It’s a Fine Art: Plating with Opus 11

At home with Charlie and Josh Karlsen, the duo revolutionizing the creative culinary sphere.

Before Opus 11 became London’s number one in the little black book of catering, co-founders Charlie and Josh trained in acting and musical theater. That background isn’t a footnote, as the same instincts that taught them to read a room and hold an audience now inform a practice where food, design and service move as one.

Their story began modestly with event shifts between auditions and long hours behind café counters, but those years forged a detail-led philosophy. Today, dishes are designed around plates, glassware is measured to fit bespoke ice, and a table is set and served like choreography. “It’s almost military-like,” Charlie laughs. 

The precision is literal: white gloves on, tape measures out, string laid down the center of table. Every element is measured so the spacing is exact, each distance perfectly consistent. Looking down the length of the table, everything aligns seamlessly, with each member of staff working cohesively with one another to create the perfect tablescape. The ease you see is the result of exactness you don’t. In their words: “If one detail drops, the others won’t stand out.” 

Opus 11 call their style contemporary modern fusion. “Every element is considered: the plating, the visuals, where we’re sourcing our ingredients and what’s going on in the food world at that moment.” And the goalposts keep moving: “There are still so many firsts—the moment that stops is the moment we stop.”

Charlie and Josh attribute much of their success to their team. Four of their chefs come from Michelin-starred restaurants, including head chef Julien Pickersgill from the two Michelin-starred restaurant The Modern in NY, whose “incredible eye has changed the game for [them]”. “We’d been hunting him down for a long time, so when we found out he was considering moving back to London, we managed to convince him to take the leap and join the team here.”

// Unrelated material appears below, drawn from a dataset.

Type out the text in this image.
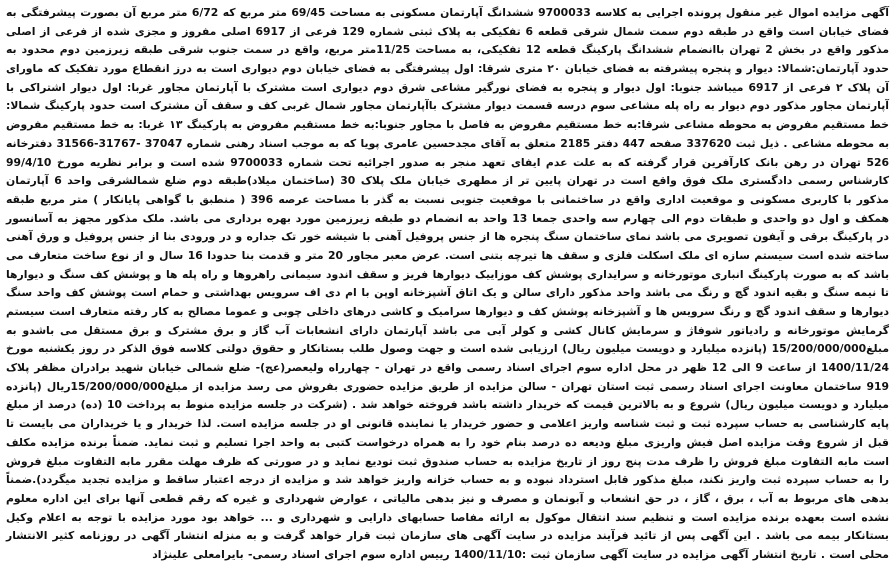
آگهی مزایده اموال غیر منقول پرونده اجرایی به کلاسه 9700033 ششدانگ آپارتمان مسکونی به مساحت 69/45 متر مربع که 6/72 متر مربع آن بصورت پیشرفتگی به فضای خیابان است واقع در طبقه دوم سمت شمال شرقی قطعه 6 تفکیکی به پلاک ثبتی شماره 129 فرعی از 6917 اصلی مفروز و مجزی شده از فرعی از اصلی مذکور واقع در بخش 2 تهران باانضمام ششدانگ پارکینگ قطعه 12 تفکیکی، به مساحت 11/25متر مربع، واقع در سمت جنوب شرقی طبقه زیرزمین دوم محدود به حدود آپارتمان:شمالا: دیوار و پنجره پیشرفته به فضای خیابان ۲۰ متری شرقا: اول پیشرفتگی به فضای خیابان دوم دیواری است به درز انقطاع مورد تفکیک که ماورای آن پلاک ۲ فرعی از 6917 میباشد جنوبا: اول دیوار و پنجره به فضای نورگیر مشاعی شرق دوم دیواری است مشترک با آپارتمان مجاور غربا: اول دیوار اشتراکی با آپارتمان مجاور مذکور دوم دیوار به راه پله مشاعی سوم درسه قسمت دیوار مشترک باآپارتمان مجاور شمال غربی کف و سقف آن مشترک است حدود پارکینگ شمالا: خط مستقیم مفروض به محوطه مشاعی شرقا:به خط مستقیم مفروض به فاصل با مجاور جنوبا:به خط مستقیم مفروض به پارکینگ ۱۳ غربا: به خط مستقیم مفروض به محوطه مشاعی . ذیل ثبت 337620 صفحه 447 دفتر 2185 متعلق به آقای مجدحسین عامری پویا که به موجب اسناد رهنی شماره 37047 -31767-31566 دفترخانه 526 تهران در رهن بانک کارآفرین قرار گرفته که به علت عدم ایفای تعهد منجر به صدور اجرائیه تحت شماره 9700033 شده است و برابر نظریه مورخ 99/4/10 کارشناس رسمی دادگستری ملک فوق واقع است در تهران پایین تر از مطهری خیابان ملک پلاک 30 (ساختمان میلاد)طبقه دوم ضلع شمالشرقی واحد 6 آپارتمان مذکور با کاربری مسکونی و موقعیت اداری واقع در ساختمانی با موقعیت جنوبی نسبت به گذر با مساحت عرصه 396 ( منطبق با گواهی پایانکار ) متر مربع طبقه همکف و اول دو واحدی و طبقات دوم الی چهارم سه واحدی جمعا 13 واحد به انضمام دو طبقه زیرزمین مورد بهره برداری می باشد. ملک مذکور مجهز به آسانسور در پارکینگ برقی و آیفون تصویری می باشد نمای ساختمان سنگ پنجره ها از جنس پروفیل آهنی با شیشه خور تک جداره و در ورودی بنا از جنس پروفیل و ورق آهنی ساخته شده است سیستم سازه ای ملک اسکلت فلزی و سقف ها تیرچه بتنی است. عرض معبر مجاور 20 متر و قدمت بنا حدودا 16 سال و از نوع ساخت متعارف می باشد که به صورت پارکینگ انباری موتورخانه و سرایداری پوشش کف موزاییک دیوارها فریز و سقف اندود سیمانی راهروها و راه پله ها و پوشش کف سنگ و دیوارها تا نیمه سنگ و بقیه اندود گچ و رنگ می باشد واحد مذکور دارای سالن و یک اتاق آشپزخانه اوپن با ام دی اف سرویس بهداشتی و حمام است پوشش کف واحد سنگ دیوارها و سقف اندود گچ و رنگ سرویس ها و آشپزخانه پوشش کف و دیوارها سرامیک و کاشی درهای داخلی چوبی و عموما مصالح به کار رفته متعارف است سیستم گرمایش موتورخانه و رادیاتور شوفاژ و سرمایش کانال کشی و کولر آبی می باشد آپارتمان دارای انشعابات آب گاز و برق مشترک و برق مستقل می باشدو به مبلغ15/200/000/000 (پانزده میلیارد و دویست میلیون ریال) ارزیابی شده است و جهت وصول طلب بستانکار و حقوق دولتی کلاسه فوق الذکر در روز یکشنبه مورخ 1400/11/24 از ساعت 9 الی 12 ظهر در محل اداره سوم اجرای اسناد رسمی واقع در تهران - چهارراه ولیعصر(عج)- ضلع شمالی خیابان شهید برادران مظفر پلاک 919 ساختمان معاونت اجرای اسناد رسمی ثبت استان تهران - سالن مزایده از طریق مزایده حضوری بفروش می رسد مزایده از مبلغ15/200/000/000ریال (پانزده میلیارد و دویست میلیون ریال) شروع و به بالاترین قیمت که خریدار داشته باشد فروخته خواهد شد . (شرکت در جلسه مزایده منوط به پرداخت 10 (ده) درصد از مبلغ پایه کارشناسی به حساب سپرده ثبت و ثبت شناسه واریز اعلامی و حضور خریدار یا نماینده قانونی او در جلسه مزایده است. لذا خریدار و یا خریداران می بایست تا قبل از شروع وقت مزایده اصل فیش واریزی مبلغ ودیعه ده درصد بنام خود را به همراه درخواست کتبی به واحد اجرا تسلیم و ثبت نماید. ضمناً برنده مزایده مکلف است مابه التفاوت مبلغ فروش را ظرف مدت پنج روز از تاریخ مزایده به حساب صندوق ثبت تودیع نماید و در صورتی که ظرف مهلت مقرر مابه التفاوت مبلغ فروش را به حساب سپرده ثبت واریز نکند، مبلغ مذکور قابل استرداد نبوده و به حساب خزانه واریز خواهد شد و مزایده از درجه اعتبار ساقط و مزایده تجدید میگردد).ضمناً بدهی های مربوط به آب ، برق ، گاز ، در حق انشعاب و آبونمان و مصرف و نیز بدهی مالیاتی ، عوارض شهرداری و غیره که رقم قطعی آنها برای این اداره معلوم نشده است بعهده برنده مزایده است و تنظیم سند انتقال موکول به ارائه مفاصا حسابهای دارایی و شهرداری و ... خواهد بود مورد مزایده با توجه به اعلام وکیل بستانکار بیمه می باشد . این آگهی پس از تائید فرآیند مزایده در سایت آگهی های سازمان ثبت قرار خواهد گرفت و به منزله انتشار آگهی در روزنامه کثیر الانتشار محلی است . تاریخ انتشار آگهی مزایده در سایت آگهی سازمان ثبت :1400/11/10 رییس اداره سوم اجرای اسناد رسمی- بایرامعلی علینژاد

ABASK sits down with Charlie, Josh and Julien as they talk us through three plate studies, each one an example of the synergy between plate and food. 

On Shape: Coco

“We love geometry and playing with it. A garnish won’t just be a leaf—it’ll be cut to a very specific shape, like a coin of lemon peel for example”, say Charlie and Josh, who see shape as a key component of their style.

Julien’s process begins on paper, sketching forms before he cooks. For Coco, he drew an inception of circles and translated it to the plate with discs of watermelon set in a pool of sauce, framed by the plate’s own architecture: the white well, the green hand-painted rim, and the final gold outer. The plate is the blueprint for what’s placed on top.

Most dishes at Opus 11 start this way, with the chef seeing the plate and weighing negative space, lip height for broths or consommés, and how the composition will sit. The same rigor applies to drinks: ice is tailored to the glass—be it cube, sphere or spear—so garnishes perch perfectly.

“If one detail drops, the others won’t stand out.”

Charlie and Josh Karlsen

On Dialogue: Cabaret

One question struck Julien when he saw the busy, story-rich rim of Cabaret: keep the center minimal or rise to meet the energy? Needless to say, he chose the latter and answered pattern with flavor and form.

He echoed the dotted motif in the sauce with passion fruit pearls and ginger dice, letting texture “speak back” to the decoration. He calls out the strip of pickled butternut squash that he’s placed on top of the half-disc of caramelized butternut—a detail he achieved with a pasta cutter. The result is graphic, "I wanted to retell the story of the plate through food", says Julien.

Even Opus 11’s service has a dialogue of its own. Charlie and Josh note its theatricality, informed no doubt by their early days, and the tight choreography it follows, “a quiet fan-out, a single nod, right plate first, hands behind backs, a beat, then a sweep.”

On Color: Adélaïde

Adélaïde’s clean palette mirrors Charlie and Josh’s home, where neutral, earthy walls let vibrant artwork speak for itself. “The color will always come from the art,” say Charlie and Josh, gesturing to the piece above their dining table.

On the plate, this philosophy continues. The groundwork is calm in the form of Astier de Villatte’s signature white, while the food carries the mood. The dish, halibut for late summer, is a study in freshness and restraint, where zucchini discs pick up the language of the rim, and green is the key (it’s Julien’s favorite color, and just so happens to be ours too).

Step back and you’ll see the same logic carries across the table. Neutral linen and white placemats create a calm field and tall, airy stems add height without crowding the plates. The visuals stay tight, with green accents picking up on both palate and palette.

“We love geometry and playing with it. A garnish won’t just be a leaf—it’ll be cut to a very specific shape.”